Allauch, son clocher coloré, son moulin provençal et son FN à 30%

© 2011 AFP

— 

Allauch, charmante petite ville provençale des environs de Marseille, où le chômage est bas et l'insécurité inexistante, a offert au FN 29,59% des voix au premier tour des cantonales, un score en nette progression, lié notamment à un "effet Marine Le Pen" selon les différents candidats.

Dimanche prochain, José Gonzales, candidat du FN, se retrouve au deuxième tour pour un duel face au maire-adjoint (PS) d'Allauch, Richard Eouzan (39,25%).

Si l'on se réfère au score du parti d'extrême droite lors des cantonales 2004, la croissance est réelle, tant en voix (3273, soit + 482) qu'en pourcentage (18,15% en 2004, soit 11,44 points de mieux).

Et si la référence prise est la cantonale partielle de 2008 (le sénateur-maire d'Allauch, Roland Povinelli, devait renoncer à son poste de conseiller général en raison de cumul des mandats), l'écart est alors spectaculaire: le FN décuple quasiment ses voix (341 en 2008) et enregistre une progression de plus de 25 points.

Pour M. Gonzales, il y a "incontestablement un effet Marine". "Elle est plus consensuelle, elle a du répondant, du mordant", estime-t-il, racontant avoir eu plus de facilités à distribuer ses tracts sur les marchés, plus de sourires et d'encouragements aussi.

"Je percevais que ça allait bien marcher avant le premier tour", confie le candidat, contrôleur d'exploitation aéroportuaire en retraite et installé à Allauch depuis 1975 après avoir été rapatrié d'Algérie en 1962.

Dans la commune voisine de Plan-de-Cuques qui fait partie du même canton qu'Allauch, le FN a même atteint 34,81%.

L'effet Marine Le Pen, les autres candidats l'évoquent également. M. Eouzan: "Ca fait trois semaines qu'elle passe en boucle dans tous les médias, on en a fait une star".

Pour le candidat PS comme celui du FN ou Laurent Simon, candidat UMP (16,26% des voix), Allauch-Plan-de-Cuques présente également une spécificité liée à sa géographie et à la sociologie locale.

Venus dans ces villes pour la qualité de vie (nature, bons équipements publics, habitat de qualité, calme), les habitants travaillent souvent à Marseille et y sont confrontés aux problématiques de la deuxième ville de France (zones d'insécurité, situation sociale très difficile par endroits, etc.).

Il y aurait donc, disent les candidats, une "sursensibilité" à la question de l'insécurité et une peur d'un certain déclassement face au danger que représenterait la métropole marseillaise.

Sans doute y-a-t-il eu aussi, estiment les candidats, un effet des affaires marseillaises sur le scrutin. "De l'ordre de 2 à 3%", selon M. Eouzan qui revendique sa fidélité à M. Guérini, président PS du conseil général, dont le frère, Alexandre Guérini, est mis en examen et incarcéré pour des fraudes présumées dans des marchés publics.

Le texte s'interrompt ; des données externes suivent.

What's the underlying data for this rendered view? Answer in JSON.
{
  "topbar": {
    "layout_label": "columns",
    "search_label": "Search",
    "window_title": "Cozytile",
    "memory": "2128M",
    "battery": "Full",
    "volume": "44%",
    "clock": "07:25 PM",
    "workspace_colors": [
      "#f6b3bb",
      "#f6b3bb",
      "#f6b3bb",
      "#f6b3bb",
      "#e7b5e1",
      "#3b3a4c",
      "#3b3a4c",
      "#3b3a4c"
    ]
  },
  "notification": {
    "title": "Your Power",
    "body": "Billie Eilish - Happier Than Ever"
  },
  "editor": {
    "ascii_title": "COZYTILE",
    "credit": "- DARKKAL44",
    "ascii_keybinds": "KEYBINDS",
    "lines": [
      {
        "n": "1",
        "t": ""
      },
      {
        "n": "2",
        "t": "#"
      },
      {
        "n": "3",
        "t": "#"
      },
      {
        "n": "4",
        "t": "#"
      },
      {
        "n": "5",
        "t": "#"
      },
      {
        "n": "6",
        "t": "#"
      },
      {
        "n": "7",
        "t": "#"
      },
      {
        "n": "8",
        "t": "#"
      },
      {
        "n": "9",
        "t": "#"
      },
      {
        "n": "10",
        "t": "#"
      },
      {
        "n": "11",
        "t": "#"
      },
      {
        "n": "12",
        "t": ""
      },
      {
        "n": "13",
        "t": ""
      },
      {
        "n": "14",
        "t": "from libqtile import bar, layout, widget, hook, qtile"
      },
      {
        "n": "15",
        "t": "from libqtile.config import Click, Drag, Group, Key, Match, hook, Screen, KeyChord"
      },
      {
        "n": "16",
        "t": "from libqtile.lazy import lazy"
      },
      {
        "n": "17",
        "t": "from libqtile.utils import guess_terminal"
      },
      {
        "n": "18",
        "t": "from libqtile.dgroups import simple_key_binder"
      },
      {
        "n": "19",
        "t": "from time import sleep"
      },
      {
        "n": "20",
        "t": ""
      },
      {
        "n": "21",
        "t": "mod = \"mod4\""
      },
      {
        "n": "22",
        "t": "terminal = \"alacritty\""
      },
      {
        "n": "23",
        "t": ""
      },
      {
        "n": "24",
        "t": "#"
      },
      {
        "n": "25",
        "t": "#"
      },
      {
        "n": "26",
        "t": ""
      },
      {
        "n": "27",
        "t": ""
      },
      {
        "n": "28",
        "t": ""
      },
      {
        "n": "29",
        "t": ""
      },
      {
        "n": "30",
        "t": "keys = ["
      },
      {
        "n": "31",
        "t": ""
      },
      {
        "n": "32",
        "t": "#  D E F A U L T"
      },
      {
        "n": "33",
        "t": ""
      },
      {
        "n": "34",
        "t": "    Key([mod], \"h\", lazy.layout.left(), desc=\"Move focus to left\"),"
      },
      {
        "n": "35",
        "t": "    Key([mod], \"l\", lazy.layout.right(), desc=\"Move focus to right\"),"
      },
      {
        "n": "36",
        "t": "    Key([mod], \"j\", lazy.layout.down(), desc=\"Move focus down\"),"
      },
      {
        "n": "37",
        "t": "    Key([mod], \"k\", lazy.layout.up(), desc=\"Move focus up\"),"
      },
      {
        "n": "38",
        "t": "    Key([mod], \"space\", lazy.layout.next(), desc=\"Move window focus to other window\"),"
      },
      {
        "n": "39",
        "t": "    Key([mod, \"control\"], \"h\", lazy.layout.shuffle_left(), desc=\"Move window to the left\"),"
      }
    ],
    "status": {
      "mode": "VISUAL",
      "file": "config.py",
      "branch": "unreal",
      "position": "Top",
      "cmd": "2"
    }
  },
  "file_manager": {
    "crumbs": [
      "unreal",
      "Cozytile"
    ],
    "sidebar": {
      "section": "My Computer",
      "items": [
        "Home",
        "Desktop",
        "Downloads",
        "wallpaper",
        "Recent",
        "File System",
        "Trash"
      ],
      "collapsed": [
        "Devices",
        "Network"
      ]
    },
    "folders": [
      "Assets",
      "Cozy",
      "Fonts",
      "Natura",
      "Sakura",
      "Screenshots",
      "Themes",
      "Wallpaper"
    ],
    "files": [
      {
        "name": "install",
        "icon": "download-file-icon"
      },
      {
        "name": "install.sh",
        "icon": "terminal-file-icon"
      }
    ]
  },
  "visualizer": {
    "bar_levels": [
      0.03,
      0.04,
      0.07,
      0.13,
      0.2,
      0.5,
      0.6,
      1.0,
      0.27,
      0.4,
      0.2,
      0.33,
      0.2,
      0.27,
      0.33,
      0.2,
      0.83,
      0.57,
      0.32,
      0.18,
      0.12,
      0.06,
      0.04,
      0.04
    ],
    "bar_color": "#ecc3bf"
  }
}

Dans le journal de campagne de M. Eouzan, il y a la photo de M. Guérini et un argumentaire sur l'apport du département aux deux communes (75,5 millions d'euros d'investissement depuis 1992, explique le texte).

Pour M. Simon, proche de Renaud Muselier, l'impact des affaires, "très clair" a "directement profité au Front". Sur les marchés, raconte M. Gonzales en écho, les gens l'interpellaient, disant "en avoir marre des magouilles". Ce dernier se veut confiant pour le deuxième tour, estimant que "la vague va rester" et que la "chape de plomb" pesant sur les électeurs du front a disparu.

Laurent Simon est quant à lui conforme à la ligne de son parti: "ni, ni" sauf si le candidat PS se désolidarise de M. Guérini.

M. Eouzan n'en fera rien, a-t-il dit. Il espère un "sursaut des électeurs" et un bon report des voix des deux candidats (un écologiste qui a recueilli 6,75% et le candidat du Front de Gauche, 8,15%) qui ont appelé à voter pour lui.